Major question: Why one and done?
Updated: Jul 16, 2020
There are 141 men who have only ever won one major championship, 41 who’ve made the Open Championship their only major victory.
Why one and done for so many?
Darren Clarke and Ben Curtis (above) are among that 141-player club. They are the last two winners of Open Championships held at Royal St George’s, where the Open Championship was to have been held this week before coronavirus wrecked our world.
They join St George’s champions in Bill Rogers (1981), Reg Whitcombe (1938) and Jack White (1904) to make the Open at Royal St George’s their only major victories. JH Taylor, Harry Vardon, Walter Hagen (twice), Henry Cotton, Bobby Locke, Sandy Lyle and Greg Norman also won Opens at St George’s.
Why did Taylor, Vardon and co win multiple majors when Clarke, Curtis et al only ever pulled off one major victory?

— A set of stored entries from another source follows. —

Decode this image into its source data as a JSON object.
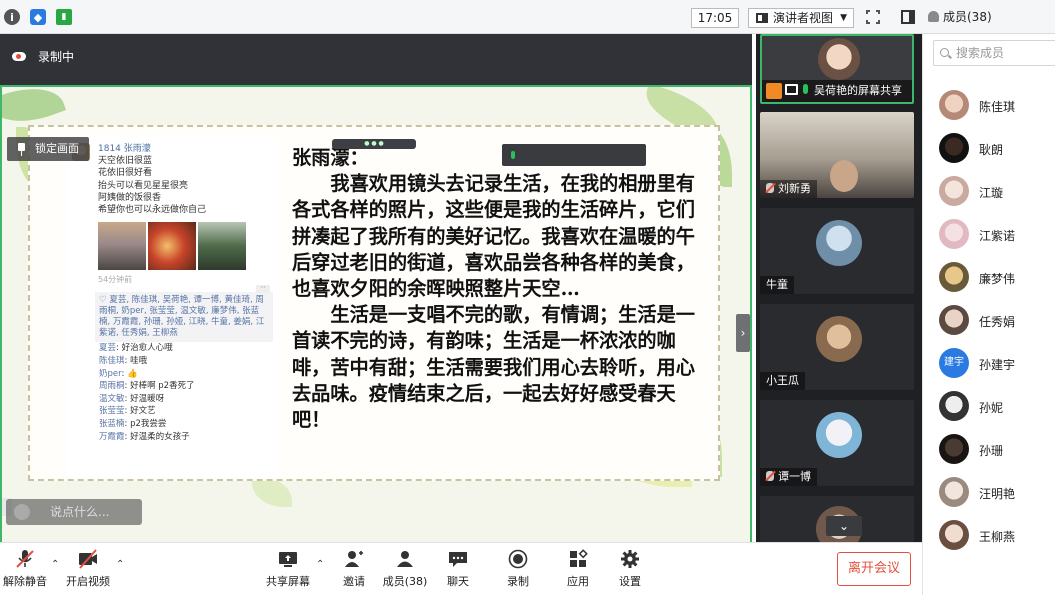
{
  "topbar": {
    "time": "17:05",
    "view_mode": "演讲者视图",
    "members_label": "成员(38)"
  },
  "recording": {
    "label": "录制中"
  },
  "share": {
    "lock_label": "锁定画面",
    "chat": {
      "sender": "1814 张雨濛",
      "lines": [
        "天空依旧很蓝",
        "花依旧很好看",
        "抬头可以看见星星很亮",
        "阿姨做的饭很香",
        "希望你也可以永远做你自己"
      ],
      "time": "54分钟前",
      "likes": "♡ 夏芸, 陈佳琪, 吴荷艳, 谭一博, 黄佳琦, 周雨桐, 奶per, 张莹莹, 温文敏, 廉梦伟, 张蓝楠, 万霞霞, 孙珊, 孙娅, 江晓, 牛童, 姜娟, 江紫诺, 任秀娟, 王柳燕",
      "comments": [
        {
          "name": "夏芸",
          "text": ": 好治愈人心哦"
        },
        {
          "name": "陈佳琪",
          "text": ": 哇哦"
        },
        {
          "name": "奶per",
          "text": ": 👍"
        },
        {
          "name": "周雨桐",
          "text": ": 好棒啊 p2香死了"
        },
        {
          "name": "温文敏",
          "text": ": 好温暖呀"
        },
        {
          "name": "张莹莹",
          "text": ": 好文艺"
        },
        {
          "name": "张蓝楠",
          "text": ": p2我尝尝"
        },
        {
          "name": "万霞霞",
          "text": ": 好温柔的女孩子"
        }
      ]
    },
    "essay": {
      "heading": "张雨濛：",
      "p1": "我喜欢用镜头去记录生活，在我的相册里有各式各样的照片，这些便是我的生活碎片，它们拼凑起了我所有的美好记忆。我喜欢在温暖的午后穿过老旧的街道，喜欢品尝各种各样的美食，也喜欢夕阳的余晖映照整片天空…",
      "p2": "生活是一支唱不完的歌，有情调；生活是一首读不完的诗，有韵味；生活是一杯浓浓的咖啡，苦中有甜；生活需要我们用心去聆听，用心去品味。疫情结束之后，一起去好好感受春天吧！"
    },
    "chat_input_placeholder": "说点什么..."
  },
  "videos": [
    {
      "name": "吴荷艳的屏幕共享"
    },
    {
      "name": "刘新勇"
    },
    {
      "name": "牛童"
    },
    {
      "name": "小王瓜"
    },
    {
      "name": "谭一博"
    }
  ],
  "members": {
    "search_placeholder": "搜索成员",
    "list": [
      "陈佳琪",
      "耿朗",
      "江璇",
      "江紫诺",
      "廉梦伟",
      "任秀娟",
      "孙建宇",
      "孙妮",
      "孙珊",
      "汪明艳",
      "王柳燕"
    ],
    "badge_text": "建宇"
  },
  "toolbar": {
    "unmute": "解除静音",
    "start_video": "开启视频",
    "share_screen": "共享屏幕",
    "invite": "邀请",
    "members": "成员(38)",
    "chat": "聊天",
    "record": "录制",
    "apps": "应用",
    "settings": "设置",
    "leave": "离开会议"
  },
  "colors": {
    "accent_green": "#3fb76b",
    "leave_red": "#e4503f",
    "link_blue": "#2a7ae2"
  }
}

Curtis is part of a neat golf trivia question: 2003 was the first year since all four majors were held in the same year that four men would win their one and only major championships. Mike Weir won the Masters, Jim Furyk the U.S. Open and Shaun Micheel the PGA Championship. The 2016 season saw four, so far, one-time major winners in Danny Willett, Dustin Johnson, Henrik Stenson and Jimmy Walker.
Curtis knew he was going to win before he played the fourth round. On the eve of the final day, wife Candace asked:
“How do you feel about tomorrow.”
Curtis came back with a four-word response:
"I'm going to win."
“I mean, it wasn't cocky or anything, just felt comfortable. I wasn't nervous or anything.”
When Clarke won he said:
“I can't put my finger on what's been different this week. I've just been very comfortable.”
Why were both comfortable that week and no other week in a major tournament?
The 1989 European Open featured a field that included Ian Woosnam, Sandy Lyle, Nick Faldo, Colin Montgomerie, Sam Torrance, Mark James, Vijay Singh, Howard Clark, Tony Johnstone, Ronan Rafferty, Ken Brown and Gordon Brand Jnr. England’s Andrew Murray won. It was his only European Tour win.
Murray had a second-place finish to David Gilford in the 1994 Turespana Open de Tenerife, which was ironic since Murray was Gilford’s manager at the time. Murray never came close to winning again.
One of the nicest guys you could ever meet, I now consider Andrew a good friend. I asked him years later what was different that week at Walton Heath. His response was probably similar to those 141 one-time major winners.
“I haven’t got the faintest idea,” Andrew replied.
As Betsy Rawls once said:
“Golf is a game in which perfection stays just out of touch.”
At least Rawls found perfection in eight major championships, unlike a fellow University of Texas graduate. Tom Kite won the 1991 U.S. Open at Pebble Beach and that was it for his major trophy haul. He perhaps summed up this game perfectly when he said:
“This damn game makes cry babies out of all of us at some point or another.”
There have been lots of tears in major championships. Strange that so many only cried tears of celebration once.
A wee bonus for stat lovers:
As noted, 41 Open champions count winning the game’s oldest championship as their one and only major victory. That’s from 148 Opens.
Nineteen players have made the Masters their only major win from the 83 that have been held.
Forty-four players from 119 championships count the U.S. Open as their only major victory.
The figure is 37 out of 101 for the PGA Championship.
(I highly recommend Alun Evans book The Golf Majors for a treasure trove of great major championship stats.)